The Resident Engagement Institute, powered by the Linked Senior platform, is dedicated to defining a new era in resident engagement by establishing data-driven tools, benchmarks, and strategies that senior living operators can implement to engage residents in meaningful ways.
Recently, I spoke with clinical psychologist Dr. Jennifer Stelter, PsyD, CDP, CADDCT, CCTP, REI’s Chief Engagement Officer, about the Institute’s effort to enhance resident engagement by measuring and elevating psychosocial well-being.

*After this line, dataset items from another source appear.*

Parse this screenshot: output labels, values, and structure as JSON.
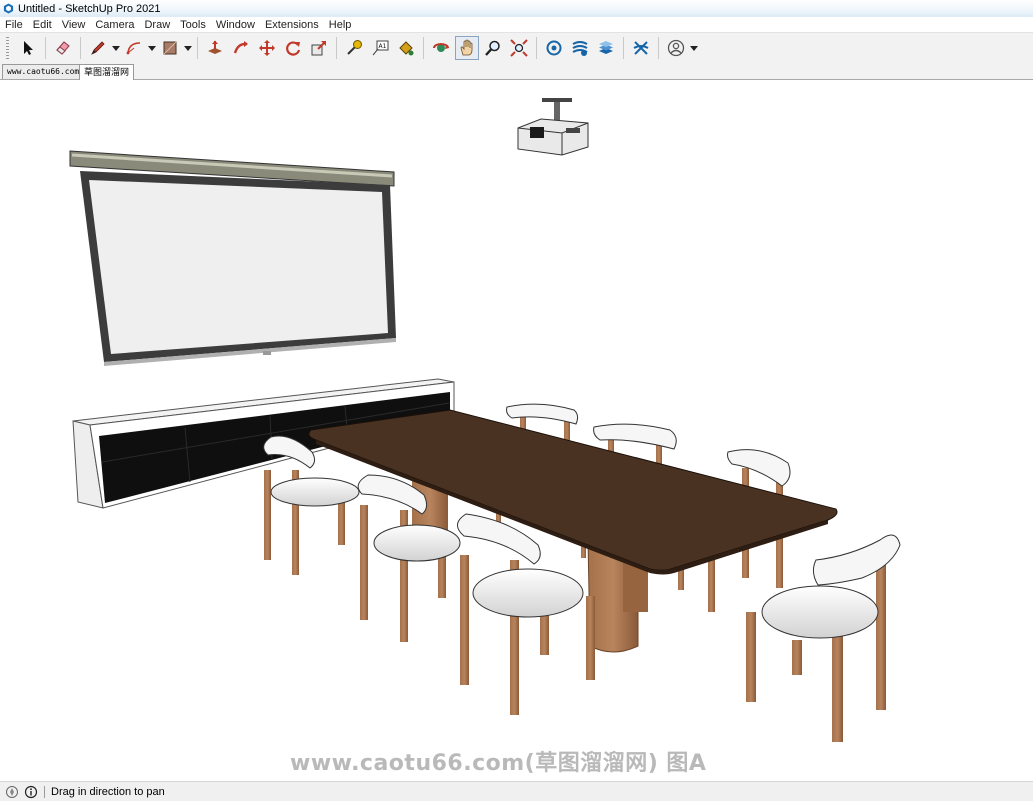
{
  "window": {
    "title": "Untitled - SketchUp Pro 2021"
  },
  "menu": [
    "File",
    "Edit",
    "View",
    "Camera",
    "Draw",
    "Tools",
    "Window",
    "Extensions",
    "Help"
  ],
  "toolbar": {
    "tools": [
      {
        "icon": "select-arrow-icon"
      },
      {
        "icon": "eraser-icon"
      },
      {
        "icon": "pencil-line-icon"
      },
      {
        "icon": "arc-icon"
      },
      {
        "icon": "rectangle-shape-icon"
      },
      {
        "icon": "push-pull-icon"
      },
      {
        "icon": "follow-me-icon"
      },
      {
        "icon": "move-icon"
      },
      {
        "icon": "rotate-icon"
      },
      {
        "icon": "scale-icon"
      },
      {
        "icon": "tape-measure-icon"
      },
      {
        "icon": "text-label-icon"
      },
      {
        "icon": "paint-bucket-icon"
      },
      {
        "icon": "orbit-icon"
      },
      {
        "icon": "pan-hand-icon",
        "active": true
      },
      {
        "icon": "zoom-icon"
      },
      {
        "icon": "zoom-extents-icon"
      },
      {
        "icon": "3d-warehouse-icon"
      },
      {
        "icon": "extension-warehouse-icon"
      },
      {
        "icon": "layout-icon"
      },
      {
        "icon": "extension-manager-icon"
      },
      {
        "icon": "account-icon"
      }
    ]
  },
  "tabs": [
    {
      "label": "www.caotu66.com"
    },
    {
      "label": "草图溜溜网",
      "selected": true
    }
  ],
  "scene": {
    "watermark": "www.caotu66.com(草图溜溜网) 图A",
    "table_color": "#4a3222",
    "chair_leg_color": "#a5714b",
    "cabinet_front_color": "#0f0f0f"
  },
  "status": {
    "text": "Drag in direction to pan"
  }
}
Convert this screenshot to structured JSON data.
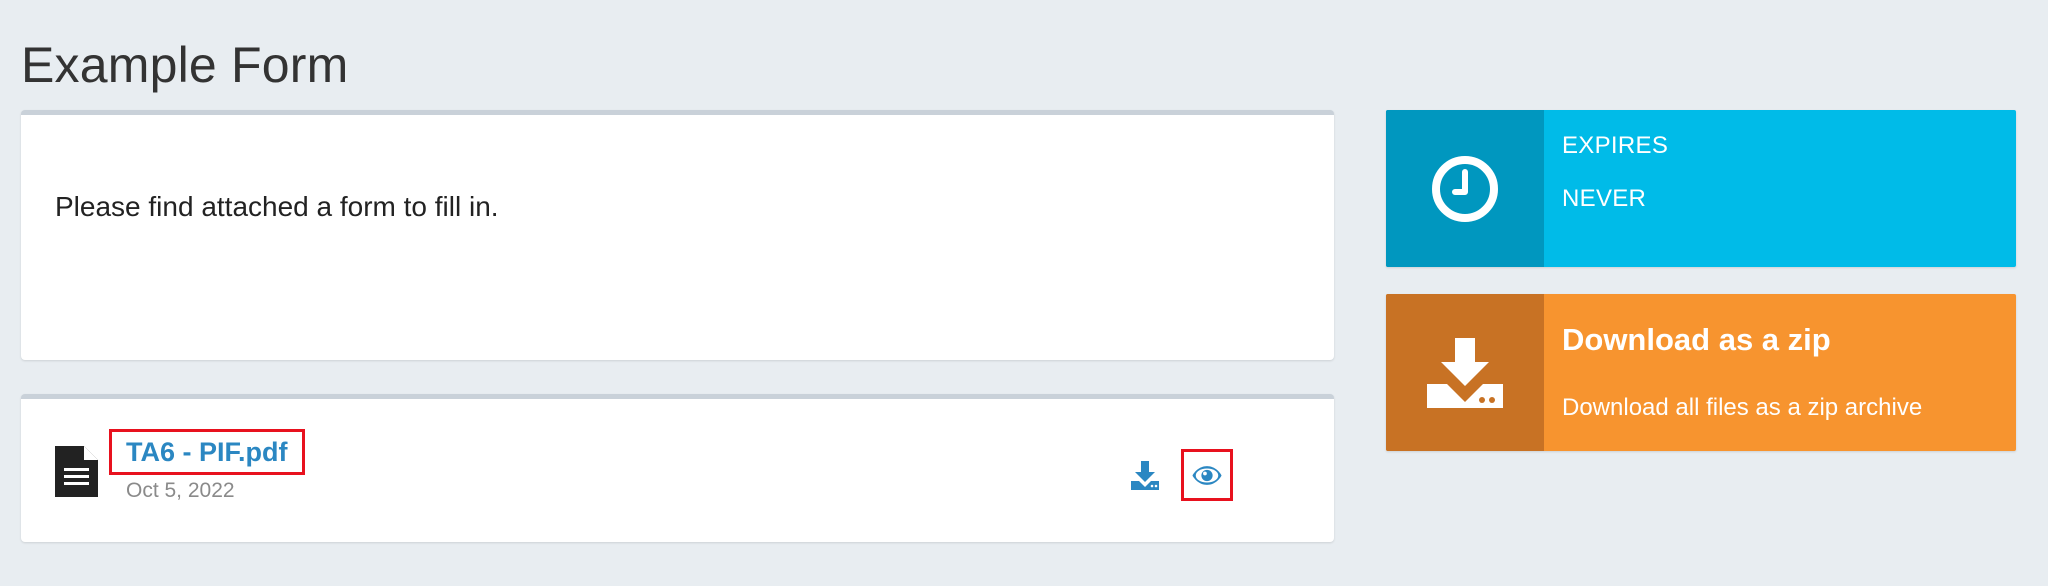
{
  "page": {
    "title": "Example Form"
  },
  "message": {
    "text": "Please find attached a form to fill in."
  },
  "file": {
    "name": "TA6 - PIF.pdf",
    "date": "Oct 5, 2022",
    "icons": {
      "file": "document-icon",
      "download": "download-icon",
      "view": "eye-icon"
    }
  },
  "expires": {
    "label": "EXPIRES",
    "value": "NEVER",
    "icon": "clock-icon"
  },
  "zip": {
    "title": "Download as a zip",
    "description": "Download all files as a zip archive",
    "icon": "download-tray-icon"
  },
  "colors": {
    "background": "#e8edf1",
    "link": "#2b87c2",
    "expires_main": "#00bbe8",
    "expires_dark": "#0097bf",
    "zip_main": "#f7942f",
    "zip_dark": "#c87224",
    "highlight": "#e8111e"
  }
}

Dan Cohen: Families seeking out residential care for themselves or a relative in need are made aware of all the activities offered. Given that, why would there be a need to focus on increasing resident engagement?

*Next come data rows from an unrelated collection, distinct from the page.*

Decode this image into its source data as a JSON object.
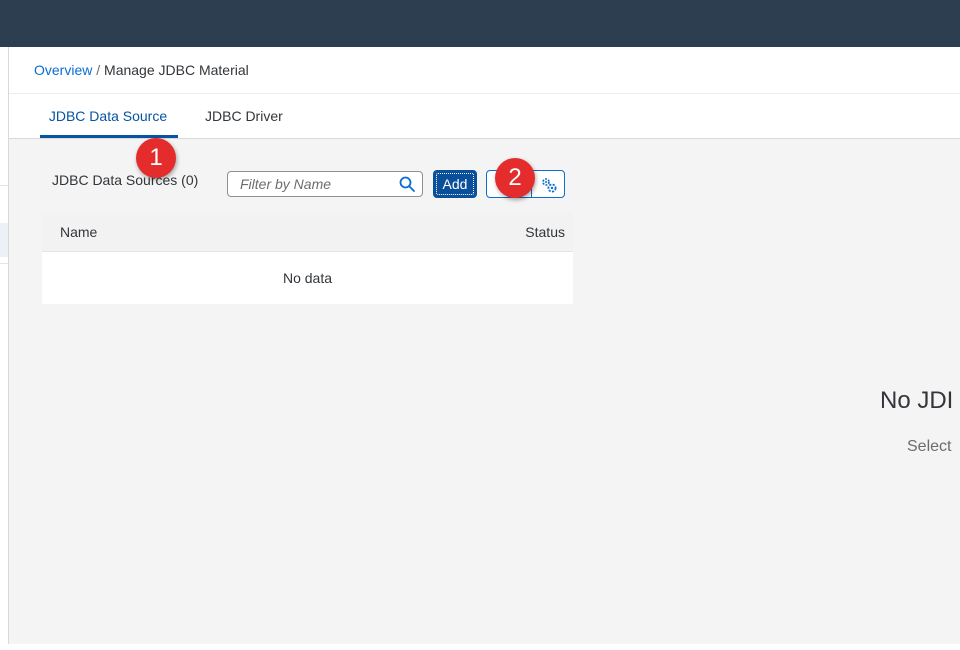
{
  "breadcrumb": {
    "link": "Overview",
    "separator": "/",
    "current": "Manage JDBC Material"
  },
  "tabs": [
    {
      "label": "JDBC Data Source",
      "active": true
    },
    {
      "label": "JDBC Driver",
      "active": false
    }
  ],
  "toolbar": {
    "list_title": "JDBC Data Sources (0)",
    "search_placeholder": "Filter by Name",
    "search_icon": "search-icon",
    "add_label": "Add",
    "settings_icon": "settings-icon"
  },
  "table": {
    "columns": [
      "Name",
      "Status"
    ],
    "empty_text": "No data"
  },
  "detail": {
    "empty_title": "No JDI",
    "empty_subtitle": "Select"
  },
  "annotations": {
    "marker_1": "1",
    "marker_2": "2"
  },
  "colors": {
    "shell": "#2c3e50",
    "accent": "#0a6ed1",
    "emphasized_button": "#0a4f9a",
    "marker": "#e42c2c"
  }
}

Jennifer Stelter: There are several goals that should be achieved when it comes to resident engagement: (1) determining the best amount of time for an individual to be engaged, (2) fulfilling the person’s preferences for which types of engagement, and (3) ensuring satisfaction. Therefore, increasing resident engagement isn’t the sole goal; providing meaningful engagement is a better goal.
In other words, increasing resident engagement is not only, of course, about volume, but quality as well. Studies have shown that, on average, residents are only engaged 11 minutes a day in skilled nursing facilities and 20 in assisted living. But when you take a holistic approach that includes cognitive stimulation, physical activity, psychosocial well-being, and environmental influences, studies and Linked Senior research show that, on average, about 35 minutes a day is key for engagement to maintain skills as we get older.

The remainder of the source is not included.